By Bill Britt
Alabama Political Reporter
MONTGOMERY—This week, Speaker of the House Mike Hubbard, R-Auburn, will be a panelist at an ethics and leadership summit in Jackson Hole, Wyoming.
The fact that Hubbard is under investigation by the State’s Attorney General’s Office, might cause some to find a stomach-churning irony in Hubbard being chosen to be a participant in such an event.
The summit is being presented by the State Legislative Leaders Foundation and the Markkula Center for Applied Ethics.
According to Stephen G. Lakis, President of State Legislative Leaders Foundation, the event will, in-part, focus on “how new media and technology is reshaping the political landscape and creating a situation in which everything you do, say and write is instantaneously a permanent part of the public record.”
Lakis says that leaders present will hear, “a first-hand account from a prominent, former legislative leader, whose political career was cut short because he simply couldn’t handle the power that went with the job.” And no, he is not referring to Speaker Hubbard.
The State Legislative Leaders Foundation states that its mission is to “educate and inspire our nation’s current and future legislative leaders to excellence, without regard for party, politics or ideology.” It also states that, “We do all this with a dedication to being impartial arbiters on important public policy issues, harboring no preconceived notions based on party identification, political ideology, or the often harsh glint of politics.”
Recently, Board Chairman, Republican P. Eric Turner, House Speaker Pro Tempore, Indiana, was found under the “harsh glint of politics,” when he was censured by his own House Caucus.

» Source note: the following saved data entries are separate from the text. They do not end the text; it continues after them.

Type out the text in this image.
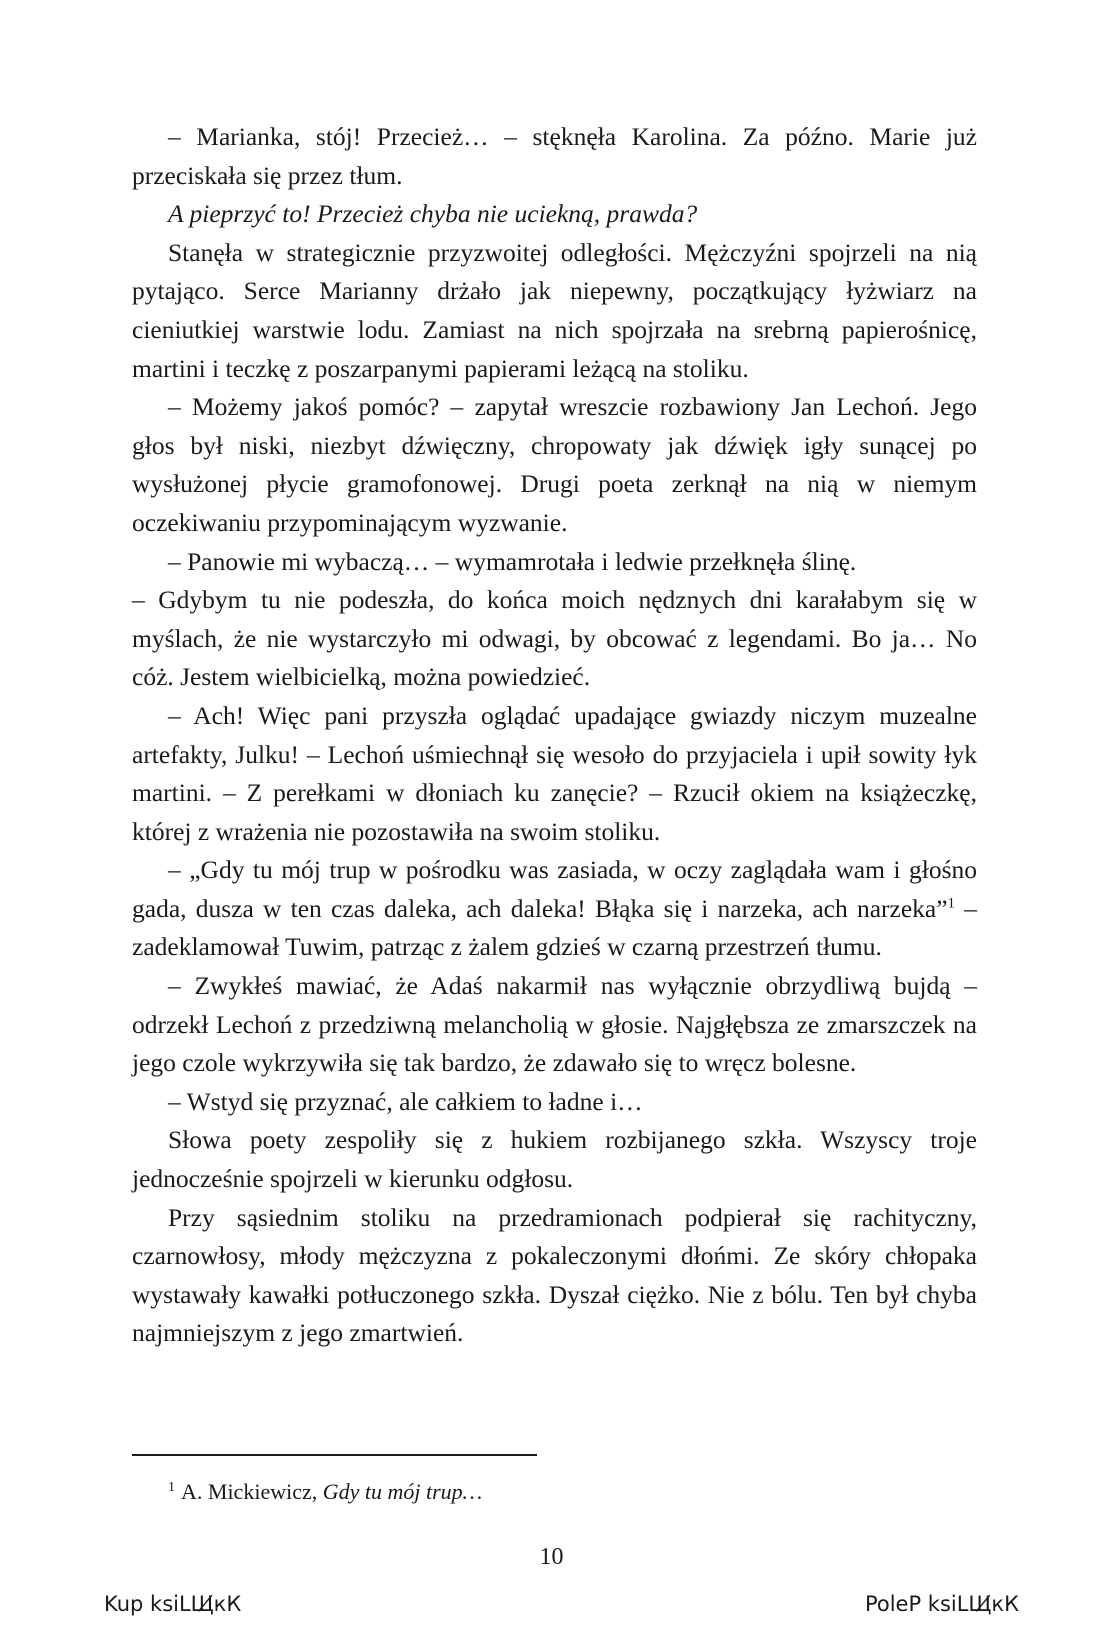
– Marianka, stój! Przecież… – stęknęła Karolina. Za późno. Marie już przeciskała się przez tłum.

A pieprzyć to! Przecież chyba nie uciekną, prawda?

Stanęła w strategicznie przyzwoitej odległości. Mężczyźni spojrzeli na nią pytająco. Serce Marianny drżało jak niepewny, początkujący łyżwiarz na cieniutkiej warstwie lodu. Zamiast na nich spojrzała na srebrną papierośnicę, martini i teczkę z poszarpanymi papierami leżącą na stoliku.

– Możemy jakoś pomóc? – zapytał wreszcie rozbawiony Jan Lechoń. Jego głos był niski, niezbyt dźwięczny, chropowaty jak dźwięk igły sunącej po wysłużonej płycie gramofonowej. Drugi poeta zerknął na nią w niemym oczekiwaniu przypominającym wyzwanie.

– Panowie mi wybaczą… – wymamrotała i ledwie przełknęła ślinę.

– Gdybym tu nie podeszła, do końca moich nędznych dni karałabym się w myślach, że nie wystarczyło mi odwagi, by obcować z legendami. Bo ja… No cóż. Jestem wielbicielką, można powiedzieć.

– Ach! Więc pani przyszła oglądać upadające gwiazdy niczym muzealne artefakty, Julku! – Lechoń uśmiechnął się wesoło do przyjaciela i upił sowity łyk martini. – Z perełkami w dłoniach ku zanęcie? – Rzucił okiem na książeczkę, której z wrażenia nie pozostawiła na swoim stoliku.

– „Gdy tu mój trup w pośrodku was zasiada, w oczy zaglądała wam i głośno gada, dusza w ten czas daleka, ach daleka! Błąka się i narzeka, ach narzeka”$^1$ – zadeklamował Tuwim, patrząc z żalem gdzieś w czarną przestrzeń tłumu.

– Zwykłeś mawiać, że Adaś nakarmił nas wyłącznie obrzydliwą bujdą – odrzekł Lechoń z przedziwną melancholią w głosie. Najgłębsza ze zmarszczek na jego czole wykrzywiła się tak bardzo, że zdawało się to wręcz bolesne.

– Wstyd się przyznać, ale całkiem to ładne i…

Słowa poety zespoliły się z hukiem rozbijanego szkła. Wszyscy troje jednocześnie spojrzeli w kierunku odgłosu.

Przy sąsiednim stoliku na przedramionach podpierał się rachityczny, czarnowłosy, młody mężczyzna z pokaleczonymi dłońmi. Ze skóry chłopaka wystawały kawałki potłuczonego szkła. Dyszał ciężko. Nie z bólu. Ten był chyba najmniejszym z jego zmartwień.

$^1$ A. Mickiewicz, Gdy tu mój trup…
10
Kup ksiLЩ̸кК	PoleP ksiLЩ̸кК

The Indiana Republican House Caucus accused Turner of using his office to stop a bill that could have potentially lost millions of dollars for his family business. As a result, Turner, was removed from his position as House Speaker Pro Tempore.

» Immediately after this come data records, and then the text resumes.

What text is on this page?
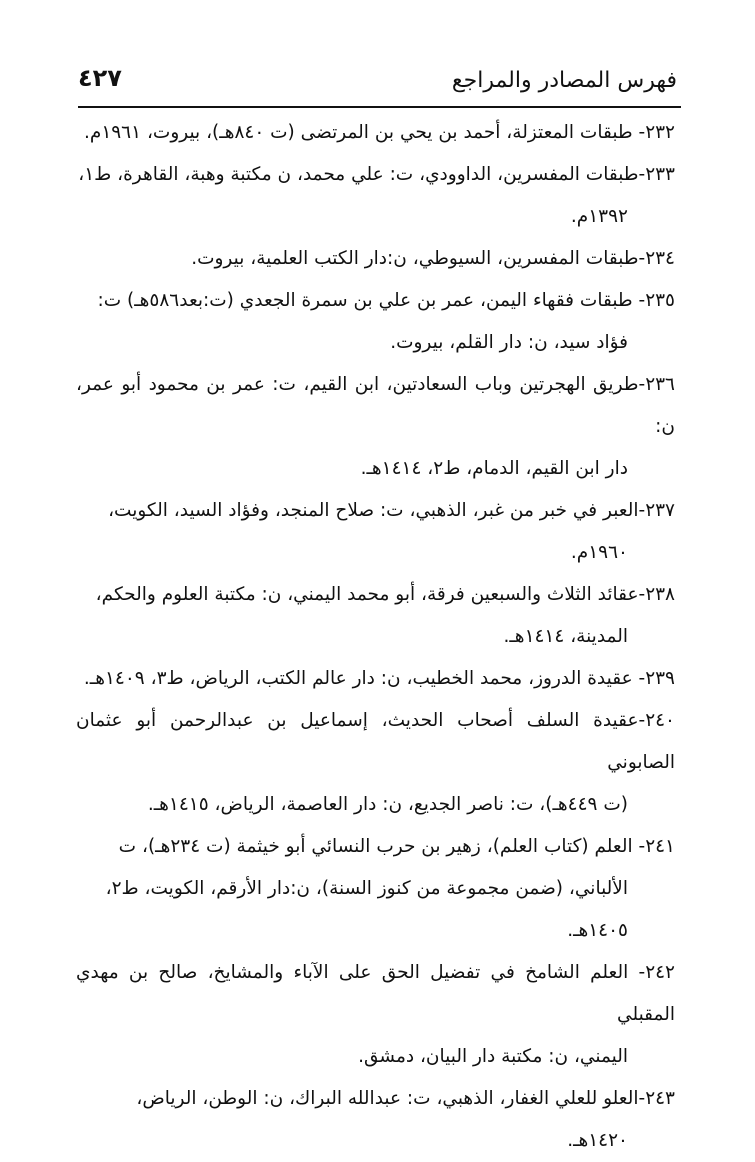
فهرس المصادر والمراجع
٤٢٧

٢٣٢- طبقات المعتزلة، أحمد بن يحي بن المرتضى (ت ٨٤٠هـ)، بيروت، ١٩٦١م.

٢٣٣-طبقات المفسرين، الداوودي، ت: علي محمد، ن مكتبة وهبة، القاهرة، ط١،
١٣٩٢م.

٢٣٤-طبقات المفسرين، السيوطي، ن:دار الكتب العلمية، بيروت.

٢٣٥- طبقات فقهاء اليمن، عمر بن علي بن سمرة الجعدي (ت:بعد٥٨٦هـ) ت:
فؤاد سيد، ن: دار القلم، بيروت.

٢٣٦-طريق الهجرتين وباب السعادتين، ابن القيم، ت: عمر بن محمود أبو عمر، ن:
دار ابن القيم، الدمام، ط٢، ١٤١٤هـ.

٢٣٧-العبر في خبر من غبر، الذهبي، ت: صلاح المنجد، وفؤاد السيد، الكويت،
١٩٦٠م.

٢٣٨-عقائد الثلاث والسبعين فرقة، أبو محمد اليمني، ن: مكتبة العلوم والحكم،
المدينة، ١٤١٤هـ.

٢٣٩- عقيدة الدروز، محمد الخطيب، ن: دار عالم الكتب، الرياض، ط٣، ١٤٠٩هـ.

٢٤٠-عقيدة السلف أصحاب الحديث، إسماعيل بن عبدالرحمن أبو عثمان الصابوني
(ت ٤٤٩هـ)، ت: ناصر الجديع، ن: دار العاصمة، الرياض، ١٤١٥هـ.

٢٤١- العلم (كتاب العلم)، زهير بن حرب النسائي أبو خيثمة (ت ٢٣٤هـ)، ت
الألباني، (ضمن مجموعة من كنوز السنة)، ن:دار الأرقم، الكويت، ط٢،
١٤٠٥هـ.

٢٤٢- العلم الشامخ في تفضيل الحق على الآباء والمشايخ، صالح بن مهدي المقبلي
اليمني، ن: مكتبة دار البيان، دمشق.

٢٤٣-العلو للعلي الغفار، الذهبي، ت: عبدالله البراك، ن: الوطن، الرياض،
١٤٢٠هـ.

According to a report by Fox 59, in Indiana, “In the final days of this year’s legislative session, Turner reportedly lobbied fellow Republicans during a closed-door caucus session to kill a bill that would have put a moratorium on new nursing homes. Turner’s family owns a nursing home business.”

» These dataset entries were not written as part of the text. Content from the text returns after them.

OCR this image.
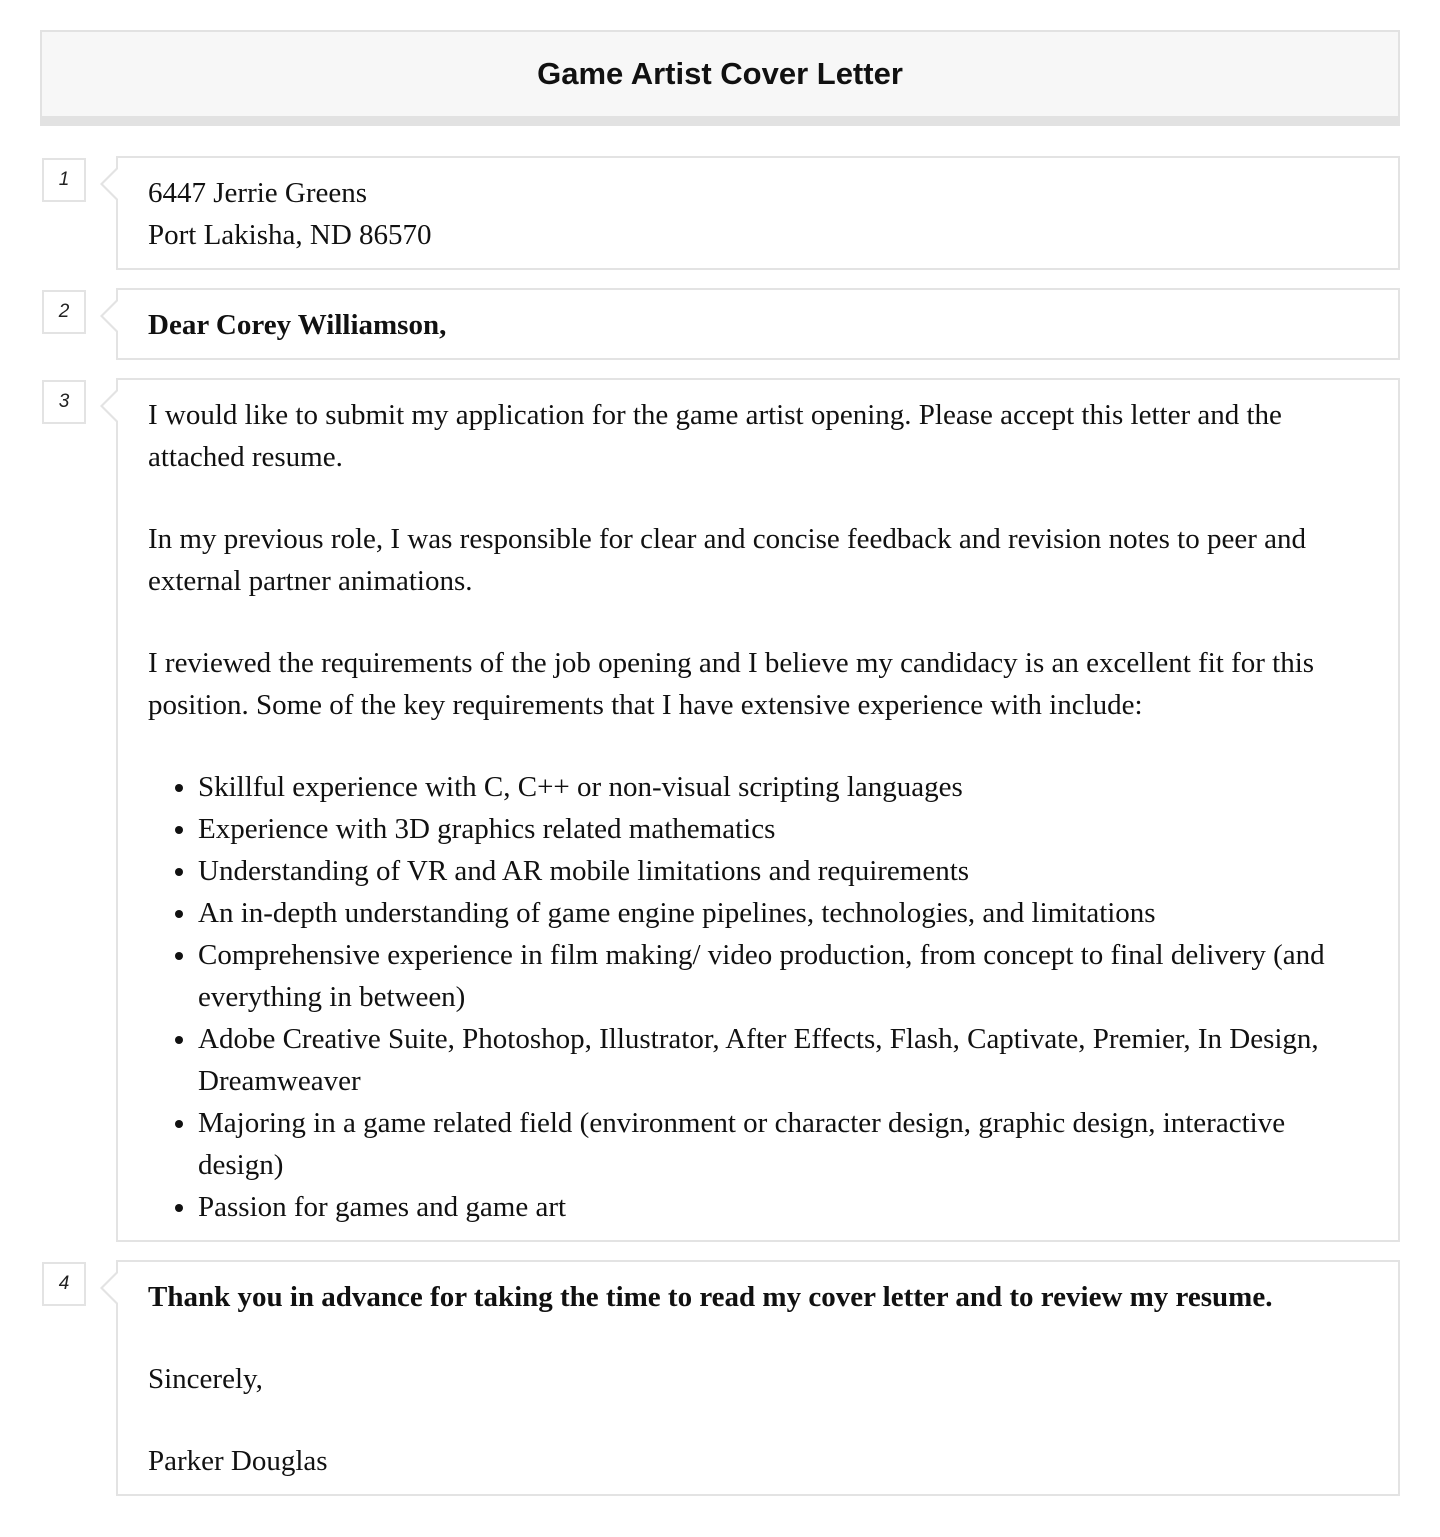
Game Artist Cover Letter
1	6447 Jerrie Greens
Port Lakisha, ND 86570
2	Dear Corey Williamson,
3	I would like to submit my application for the game artist opening. Please accept this letter and the attached resume.

In my previous role, I was responsible for clear and concise feedback and revision notes to peer and external partner animations.

I reviewed the requirements of the job opening and I believe my candidacy is an excellent fit for this position. Some of the key requirements that I have extensive experience with include:

• Skillful experience with C, C++ or non-visual scripting languages
• Experience with 3D graphics related mathematics
• Understanding of VR and AR mobile limitations and requirements
• An in-depth understanding of game engine pipelines, technologies, and limitations
• Comprehensive experience in film making/ video production, from concept to final delivery (and everything in between)
• Adobe Creative Suite, Photoshop, Illustrator, After Effects, Flash, Captivate, Premier, In Design, Dreamweaver
• Majoring in a game related field (environment or character design, graphic design, interactive design)
• Passion for games and game art
4	Thank you in advance for taking the time to read my cover letter and to review my resume.

Sincerely,

Parker Douglas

Fox also reported that, “After a year full of controversy and an ethics investigation into his actions, Turner would resign his seat in the State’s General Assembly.”
Whereas, Turner was investigated by his own House Caucus, here in Alabama, our Ethics Director Jim Sumner publicly denied that even an Ethics Complaint had been filed against Hubbard, when it clearly had.
Also attending the ethics and leadership summit is Democrat, Sen. Viviane Figures.